Кислородный предел (Самсонов) - страница 187

Его отвлекает телефонный звонок. По поводу его участия в событиях на Павелецкой, в отеле «Красные холмы»? Нет, он не расположен ни встречаться, ни комментировать по телефону — все, что хотел сказать, сказал, все было в заявлении. И вообще — его, Драбкина, нет. Поразительно, смеется он, насколько это заявление соответствует действительности. Создав свой «Базель», став владельцем многопрофильной империи, название которой произносят с неизменным придыханием, Гриша остался, в сущности, таким же, как и был, — прозрачным. Закамуфлированным представительским автомобилем, ботинками Cleverley и сшитым вручную костюмом с Сэвил Роу. Человеком, для которого характерно то, что для него ничего не характерно.

Да, по примеру Вексельрода и иных Драбкин было увлекся искусством — причем не вечным и немеркнущим, а современным, скоропортящимся, наглым, хамским: должно быть, подсознательно рассчитывал, что эти молодые хулиганы и его заразят вкусом к акции, к размашистому жесту, к карнавалу. Вышел на кураторов и галерейщиков, дал денег на кощунственную авантюру с распятием в прямом эфире, от которого его пиарщикам пришлось отбрехиваться года полтора; между прочим, познакомился и с этой самой вот Башиловой, по которой зарубаются Гришины спасители… Но все это, если честно, было ни уму, ни сердцу: ну, какой из него человек-карнавал? Он ощущал себя дисциплинированным, послушным маме мальчиком, который, подражая модным сверстникам, вдел в нос серьгу и выкрасил волосы в баклажанный цвет.

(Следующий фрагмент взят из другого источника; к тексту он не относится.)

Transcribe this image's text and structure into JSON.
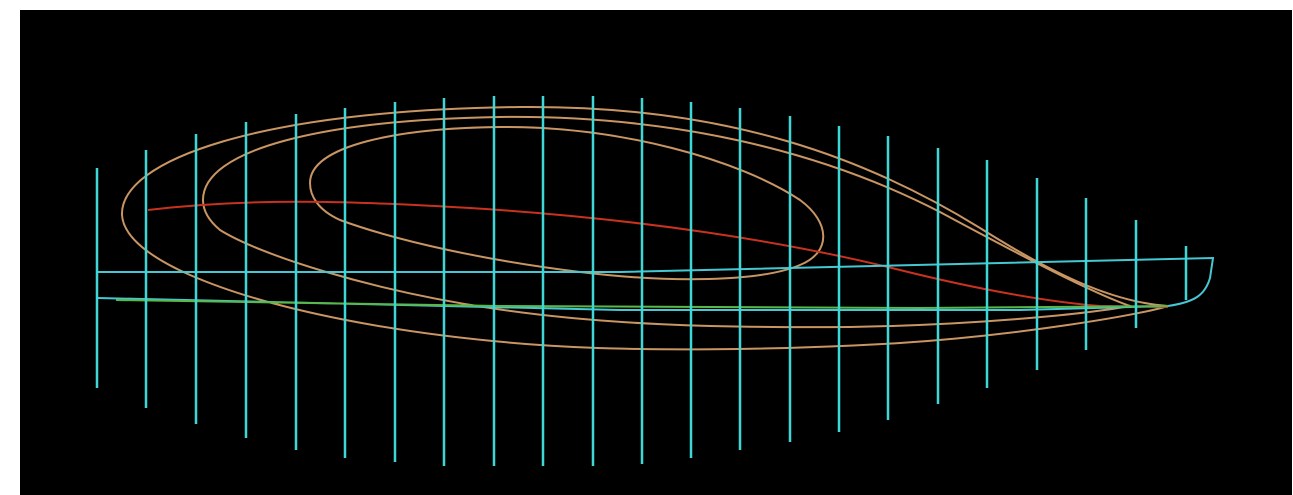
{
  "colors": {
    "background": "#000000",
    "stations": "#3fd6d8",
    "waterline": "#45c8d4",
    "buttock": "#c99563",
    "deck_sheer": "#c8321f",
    "keel": "#5ab848"
  },
  "icons": [
    "hull-lines-drawing"
  ]
}
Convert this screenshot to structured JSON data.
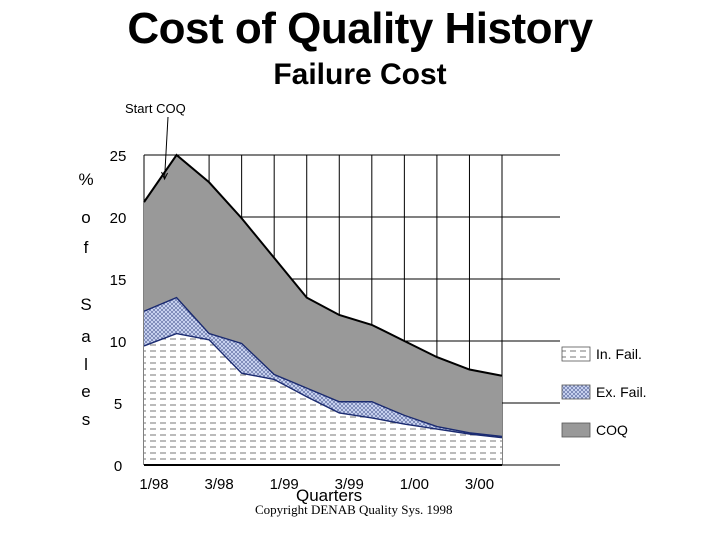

Да, «Базель» ежемесячно оплачивал две тысячи дорогостоящих и сложных операций для неимущих граждан, да, «Базель» содержал десятки детдомов по всей стране, да, «Базель» строил поликлиники на Сахалине и в Чечне — причем без всякого пиара, тихо, без истерик; благодеяние, считал Григорий, должно быть анонимным, в противном случае оно приобретает неизбежный оттенок самолюбования; впрочем, даже оставаясь анонимным, — усмехнулся он, — оно вот этого оттенка отнюдь не лишено. Но только разве это было внутренней потребностью, естественным движением души? Скорее уж — беспрекословным следованием Уложению о качествах российского интеллигента. Скорее уж невольным следствием преподанных в детстве уроков, всегдашних маминых рассказов о «пользе малых дел». Душа Григория не вырабатывала сострадания; скорее, Гриша был навьючен добротой и состраданием, как верблюд. Так человек читает Солженицына с «Живаго» не потому, что ищет смысл, а потому что стыдно не читать. (Хотя, возможно, этот отчасти насильственный, «надуманный» интеллигентский стыд есть благо. Какая разница сердечникам и инвалидам детства, из сострадания ли, из приличия ли оплачены их операции? Искренен ты или не искренен, в реальном, объективном мире значение имеет только действие — не импульс.)